Dezenas de imigrantes cubanos ilegais se reuniram em frente a um albergue no Panamá para decidir as próximas etapas de sua rota para os Estados Unidos, após o fim da política conhecida como “pés secos, pés molhados”, que permitia imigrantes cubanos que chegavam por Terra, mesmo sem visto, permanecessem nos Estados Unidos.
Em um calor sufocante e sob a luz de uma enorme lua cheia, os cubanos expressaram sua frustração e indignação contra o presidente americano, Barack Obama, que anunciou a medida alguns dias antes do fim de seu mandato.
“Obama ferrou com todos os cubanos”, lamentou à AFP Yadiel Cruz, um jovem de 33 anos que deixou Cuba em 6 de dezembro.
Com a introdução da medida, os cubanos já não poderão receber automaticamente a residência permanente nos Estados Unidos ao chegarem em território americano, como era o caso até agora, mesmo sem qualquer visto.
Tal como os seus compatriotas, Cruz olha ansiosamente para a televisão no abrigo da organização católica Caritas para obter mais informações sobre a nova medida tomada por Obama.
“Eu não vou voltar”, garantiu Cruz.
Outros discutem do lado de fora da casa, de dois andares, que acolhe atualmente 36 mulheres, 18 homens e três crianças.
As crianças brincam inocentemente no pátio sem saber o que está acontecendo.
“Sentimo-nos tristes porque todos viemos atrás de um sonho que nos custou muita dor, fome e trabalho duro”, disse Lorena Peña, grávida de quatro meses e que deixou Cuba com seu marido e filha de quatro anos.
Como barcos encalhados
Esta sede da Caritas, no bairro de Ancón, é há meses refúgio para os migrantes cubanos irregulares que pretendem atravessar a América Central e México para os Estados Unidos.
E, para maior infelicidade, o governo panamenho anunciou que os migrantes cubanos não poderão permanecer no país.

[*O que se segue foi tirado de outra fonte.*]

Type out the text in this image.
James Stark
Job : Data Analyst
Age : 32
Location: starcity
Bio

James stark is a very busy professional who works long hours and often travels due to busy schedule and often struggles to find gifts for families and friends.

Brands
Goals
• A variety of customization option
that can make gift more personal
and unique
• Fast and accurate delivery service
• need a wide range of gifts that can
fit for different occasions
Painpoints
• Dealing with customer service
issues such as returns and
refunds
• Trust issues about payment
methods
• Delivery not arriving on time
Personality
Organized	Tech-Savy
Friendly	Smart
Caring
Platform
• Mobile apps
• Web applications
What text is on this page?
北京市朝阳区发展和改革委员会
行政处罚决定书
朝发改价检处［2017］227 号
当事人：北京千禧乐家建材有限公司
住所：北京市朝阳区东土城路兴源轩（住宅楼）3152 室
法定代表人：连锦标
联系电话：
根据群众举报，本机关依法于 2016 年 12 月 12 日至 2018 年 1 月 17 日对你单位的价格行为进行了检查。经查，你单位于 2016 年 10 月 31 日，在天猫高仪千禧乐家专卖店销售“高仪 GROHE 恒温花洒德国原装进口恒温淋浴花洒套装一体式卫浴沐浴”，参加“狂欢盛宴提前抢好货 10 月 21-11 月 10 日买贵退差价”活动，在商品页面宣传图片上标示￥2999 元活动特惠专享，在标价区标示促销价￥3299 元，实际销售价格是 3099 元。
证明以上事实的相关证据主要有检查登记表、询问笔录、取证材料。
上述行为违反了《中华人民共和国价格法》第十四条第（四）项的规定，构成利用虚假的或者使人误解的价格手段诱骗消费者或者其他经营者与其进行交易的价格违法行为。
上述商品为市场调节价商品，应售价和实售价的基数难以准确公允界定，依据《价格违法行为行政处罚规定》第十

De acordo com o diretor do Serviço Nacional Migratório, Javier Carrillo, no Panamá há pouco menos de 100 cubanos irregulares que pretendem chegar aos Estados Unidos.
“Eles estão no país de forma ilegal e se não forem embora iremos aplicar a lei migratória como para qualquer outro estrangeiro irregular em qualquer país”, declarou Carrillo à AFP.
Até agora, as autoridades panamenhas deixavam os migrantes seguir seu trajeto, apesar da entrada irregular no país.
“Toda vez que eu via uma foto (de Obama) ou de sua esposa fazia um comentário positivo, mas não mais. É decepcionante”, lamentou Peña.
No abrigo há apenas um banheiro e seus ocupantes se organizam para lavar roupa e cozinhar as quatro refeições que recebem graças a doações. Também recebem cuidados médicos.
A maioria deles chegou ao Panamá através da inóspita Darien, na fronteira com a Colômbia, depois de uma viagem por vários países da América do Sul.
Os cubanos tiveram o seu caminho bloqueado pela recusa da Nicarágua e Costa Rica de deixá-los passar, o que os deixou presos no Panamá e Colômbia.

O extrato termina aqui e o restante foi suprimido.